Create a datetime for each ID in the data frame
I have a data frame (named df) from 1/1/2016 00:00 to 25/11/2018 23:00, with a timestamp every hour, a object_id and a value. The dataset contains only object_id rows that have values.
timestampHour object_id value
2016/1/1 00:00 1 2
2016/1/1 00:00 3 1
2016/1/1 01:00 1 1
2016/1/1 01:00 2 3
2016/1/1 02:00 2 3
2016/1/1 02:00 3 2
I want to get a data frame that shows all object IDs per hour, null if there is no value.
timestampHour object_id value
2016/1/1 00:00 1 2
2016/1/1 00:00 2 null
2016/1/1 00:00 3 1
2016/1/1 01:00 1 1
2016/1/1 01:00 2 3
2016/1/1 01:00 3 null
2016/1/1 02:00 1 null
2016/1/1 02:00 2 3
2016/1/1 02:00 3 2
I’ve created a datetime based on the timestamp. And use the following code to round them to the hour:
df["timestamp"] = pd.to_datetime(df["result_timestamp"])
df['timestampHour'] = df['result_timestamp'].dt.round('60min')
(I don’t know if there’s a better option, but I’ve been trying to create timestampHour rows until 12 (I have 12 unique object_id each) and populate those newly created rows with unused object_id (for that hour). But I can’t create empty rows based on the condition)
I’m still new to programming, and I haven’t found a clue to come closer to solving this problem by searching for other posts.
Solution
Use pivot_table
and unstack
:
df.pivot_table(
index='object_id', columns='timestampHour', values='value'
).unstack().rename('value').reset_index()

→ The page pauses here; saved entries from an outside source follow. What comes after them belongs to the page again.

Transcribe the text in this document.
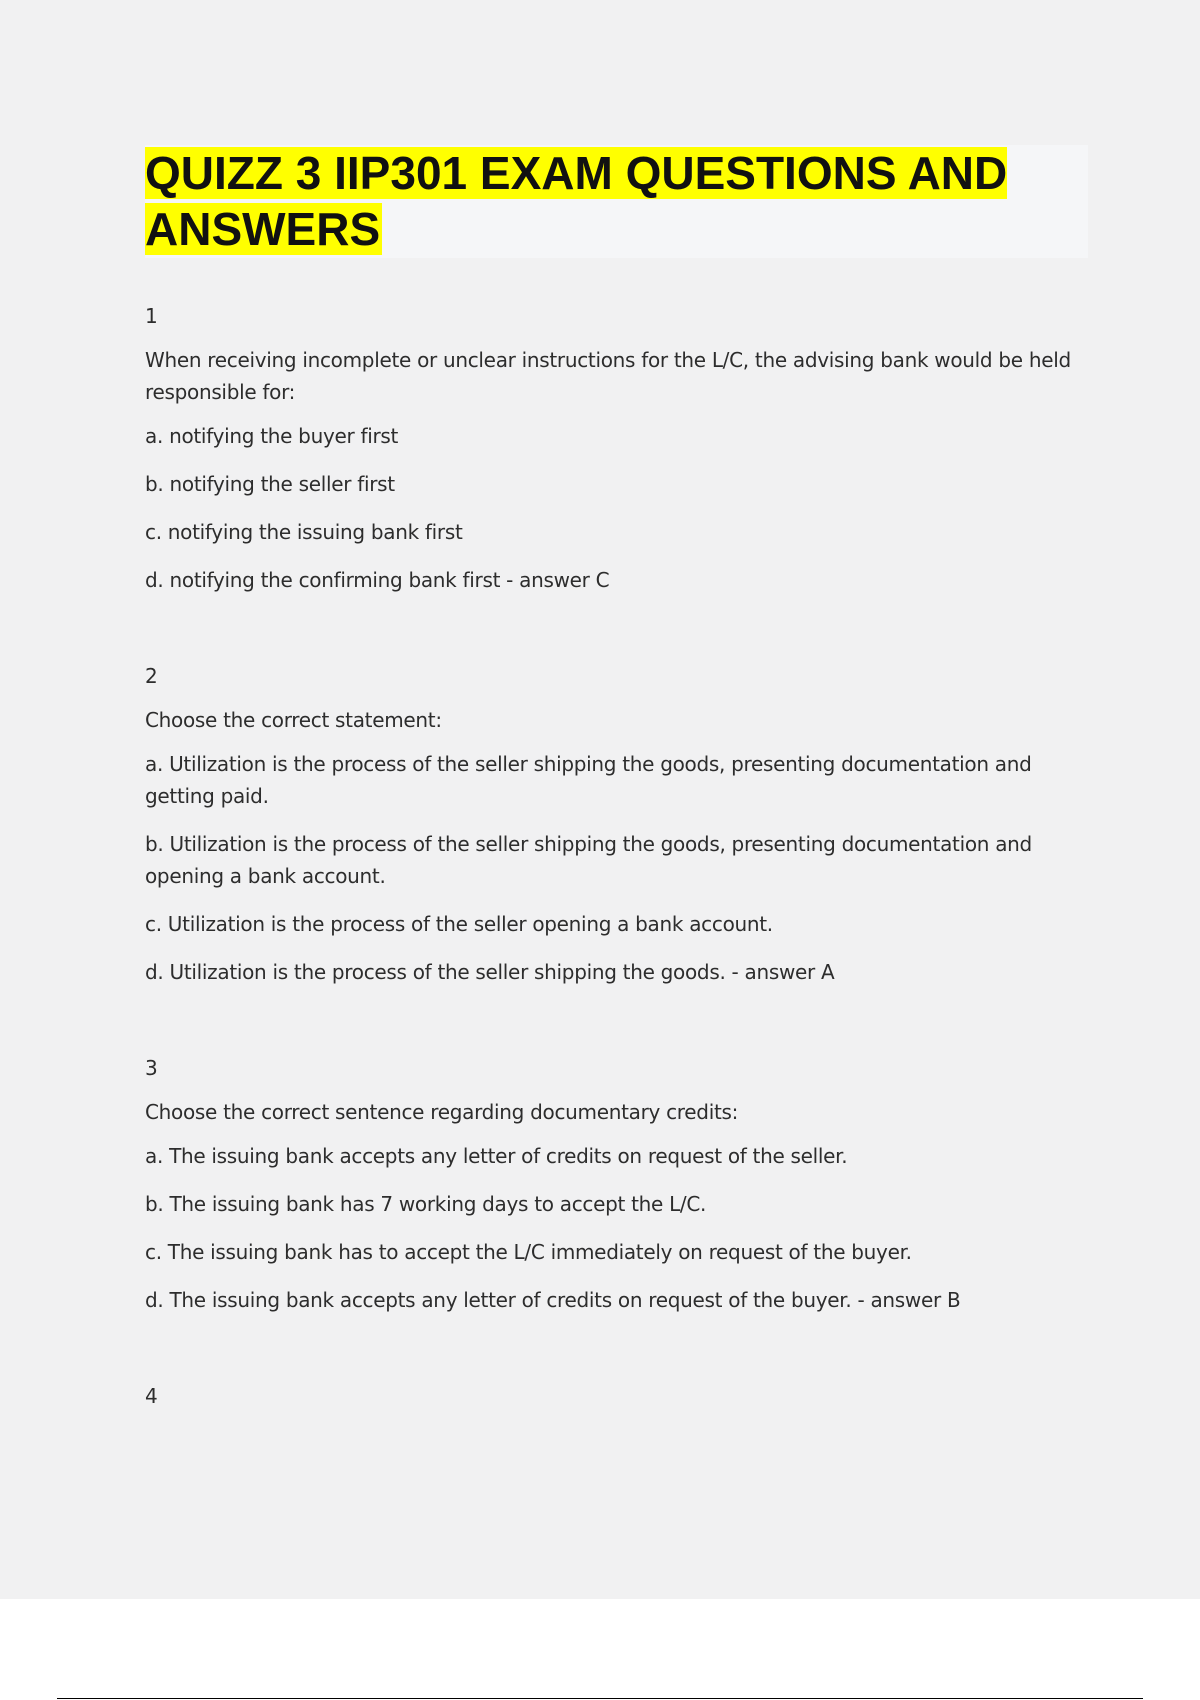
QUIZZ 3 IIP301 EXAM QUESTIONS AND ANSWERS

1

When receiving incomplete or unclear instructions for the L/C, the advising bank would be held responsible for:

a. notifying the buyer first

b. notifying the seller first

c. notifying the issuing bank first

d. notifying the confirming bank first - answer C

2

Choose the correct statement:

a. Utilization is the process of the seller shipping the goods, presenting documentation and getting paid.

b. Utilization is the process of the seller shipping the goods, presenting documentation and opening a bank account.

c. Utilization is the process of the seller opening a bank account.

d. Utilization is the process of the seller shipping the goods. - answer A

3

Choose the correct sentence regarding documentary credits:

a. The issuing bank accepts any letter of credits on request of the seller.

b. The issuing bank has 7 working days to accept the L/C.

c. The issuing bank has to accept the L/C immediately on request of the buyer.

d. The issuing bank accepts any letter of credits on request of the buyer. - answer B

4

timestampHour object_id value
0 2016/1/1 00:00 1 2.0
1 2016/1/1 00:00 2 NaN
2 2016/1/1 00:00 3 1.0
3 2016/1/1 01:00 1 1.0
4 2016/1/1 01:00 2 3.0
5 2016/1/1 01:00 3 NaN
6 2016/1/1 02:00 1 NaN
7 2016/1/1 02:00 2 3.0
8 2016/1/1 02:00 3 2.0
To understand how this works, the middle pivot_table
helps to see:
timestampHour 2016/1/1 00:00 2016/1/1 01:00 2016/1/1 02:00
object_id
1 2.0 1.0 NaN
2 NaN 3.0 3.0
3 1.0 NaN 2.0
When the value of the object_id
and timestampHour
combination cannot be found, NaN
is added to the table. When you use unstack
, these NaNs
are preserved, giving you the desired results with missing values.